Regulators generally treat cryptocurrencies as intangible assets rather than currencies. Brands may have to make adjustments when accounting for crypto on their balance sheets. If a brand is using a payment gateway to only accept payments in a currency such as dollars, doing the books may be fairly straightforward. But if, for instance, they’re handling crypto directly, and its price rises or falls before being cashed out, the brand will need to determine the resulting profit or loss for tax purposes.

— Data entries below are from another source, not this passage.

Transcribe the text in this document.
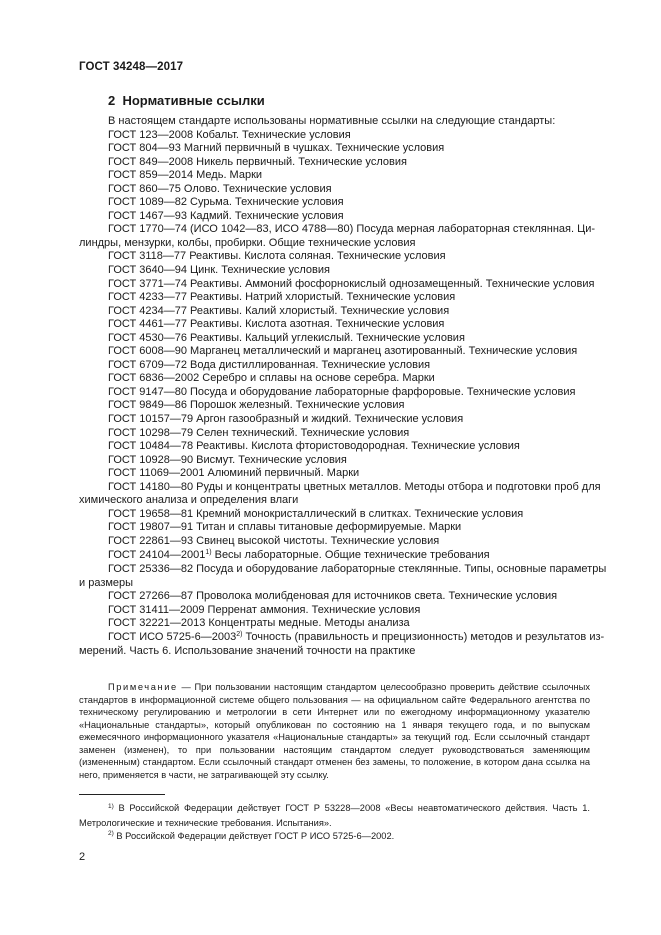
ГОСТ 34248—2017
2 Нормативные ссылки
В настоящем стандарте использованы нормативные ссылки на следующие стандарты:
ГОСТ 123—2008 Кобальт. Технические условия
ГОСТ 804—93 Магний первичный в чушках. Технические условия
ГОСТ 849—2008 Никель первичный. Технические условия
ГОСТ 859—2014 Медь. Марки
ГОСТ 860—75 Олово. Технические условия
ГОСТ 1089—82 Сурьма. Технические условия
ГОСТ 1467—93 Кадмий. Технические условия
ГОСТ 1770—74 (ИСО 1042—83, ИСО 4788—80) Посуда мерная лабораторная стеклянная. Ци-
линдры, мензурки, колбы, пробирки. Общие технические условия
ГОСТ 3118—77 Реактивы. Кислота соляная. Технические условия
ГОСТ 3640—94 Цинк. Технические условия
ГОСТ 3771—74 Реактивы. Аммоний фосфорнокислый однозамещенный. Технические условия
ГОСТ 4233—77 Реактивы. Натрий хлористый. Технические условия
ГОСТ 4234—77 Реактивы. Калий хлористый. Технические условия
ГОСТ 4461—77 Реактивы. Кислота азотная. Технические условия
ГОСТ 4530—76 Реактивы. Кальций углекислый. Технические условия
ГОСТ 6008—90 Марганец металлический и марганец азотированный. Технические условия
ГОСТ 6709—72 Вода дистиллированная. Технические условия
ГОСТ 6836—2002 Серебро и сплавы на основе серебра. Марки
ГОСТ 9147—80 Посуда и оборудование лабораторные фарфоровые. Технические условия
ГОСТ 9849—86 Порошок железный. Технические условия
ГОСТ 10157—79 Аргон газообразный и жидкий. Технические условия
ГОСТ 10298—79 Селен технический. Технические условия
ГОСТ 10484—78 Реактивы. Кислота фтористоводородная. Технические условия
ГОСТ 10928—90 Висмут. Технические условия
ГОСТ 11069—2001 Алюминий первичный. Марки
ГОСТ 14180—80 Руды и концентраты цветных металлов. Методы отбора и подготовки проб для
химического анализа и определения влаги
ГОСТ 19658—81 Кремний монокристаллический в слитках. Технические условия
ГОСТ 19807—91 Титан и сплавы титановые деформируемые. Марки
ГОСТ 22861—93 Свинец высокой чистоты. Технические условия
ГОСТ 24104—2001$^{1)}$ Весы лабораторные. Общие технические требования
ГОСТ 25336—82 Посуда и оборудование лабораторные стеклянные. Типы, основные параметры
и размеры
ГОСТ 27266—87 Проволока молибденовая для источников света. Технические условия
ГОСТ 31411—2009 Перренат аммония. Технические условия
ГОСТ 32221—2013 Концентраты медные. Методы анализа
ГОСТ ИСО 5725-6—2003$^{2)}$ Точность (правильность и прецизионность) методов и результатов из-
мерений. Часть 6. Использование значений точности на практике
Примечание — При пользовании настоящим стандартом целесообразно проверить действие ссылочных стандартов в информационной системе общего пользования — на официальном сайте Федерального агентства по техническому регулированию и метрологии в сети Интернет или по ежегодному информационному указателю «Национальные стандарты», который опубликован по состоянию на 1 января текущего года, и по выпускам ежемесячного информационного указателя «Национальные стандарты» за текущий год. Если ссылочный стандарт заменен (изменен), то при пользовании настоящим стандартом следует руководствоваться заменяющим (измененным) стандартом. Если ссылочный стандарт отменен без замены, то положение, в котором дана ссылка на него, применяется в части, не затрагивающей эту ссылку.
$^{1)}$ В Российской Федерации действует ГОСТ Р 53228—2008 «Весы неавтоматического действия. Часть 1. Метрологические и технические требования. Испытания».
$^{2)}$ В Российской Федерации действует ГОСТ Р ИСО 5725-6—2002.
2
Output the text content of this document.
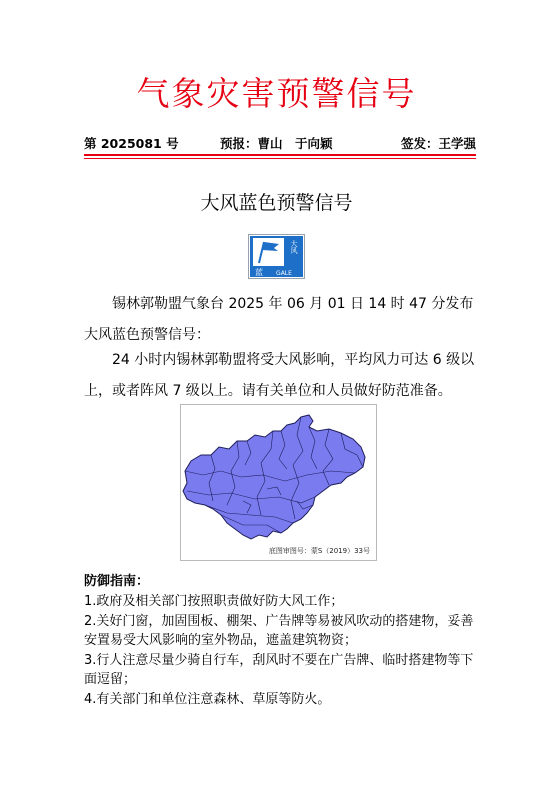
气象灾害预警信号
第 2025081 号	预报：曹山　于向颖	签发：王学强
大风蓝色预警信号
大风
蓝 GALE

锡林郭勒盟气象台 2025 年 06 月 01 日 14 时 47 分发布大风蓝色预警信号：

24 小时内锡林郭勒盟将受大风影响，平均风力可达 6 级以上，或者阵风 7 级以上。请有关单位和人员做好防范准备。

底图审图号：蒙S（2019）33号
防御指南：
1.政府及相关部门按照职责做好防大风工作；
2.关好门窗，加固围板、棚架、广告牌等易被风吹动的搭建物，妥善安置易受大风影响的室外物品，遮盖建筑物资；
3.行人注意尽量少骑自行车，刮风时不要在广告牌、临时搭建物等下面逗留；
4.有关部门和单位注意森林、草原等防火。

The laws governing cryptocurrencies vary by country and jurisdiction too. China banned cryptocurrency transactions last year, for instance. In many cases, laws are still being established, presenting a challenge to brands that want to accept crypto payments just in that they need to stay aware of any changes.
It presents a challenge in that the legal and accounting teams at a business need to stay informed.
Returns due to wrong sizing and other issues are rampant in fashion, so brands also need to consider what happens when refunding a crypto payment.
Generally, it’s not a major problem since brands price their products in a fiat currency like pounds or euros. To issue a refund, they would send the fiat amount to their payment gateway, which would then change it into cryptocurrency using the current exchange rate and refund it to the customer. Or if the brand handled the transaction, they would do it.
When it gets tricky is if the brand priced the product in a cryptocurrency. A swing in the coin’s value would mean the brand paying out an amount that’s more or less than the original price.
One thing to note is that cryptocurrency transactions are final. Credit card companies have to navigate chargebacks, but these aren’t an issue when dealing with cryptocurrencies.
While these are some of the key issues brands need to consider when deciding whether to let customers pay with cryptocurrencies, they aren’t the only ones. Ultimately, they’ll need to ask lots of questions of themselves and the partners they consider to decide what works for them.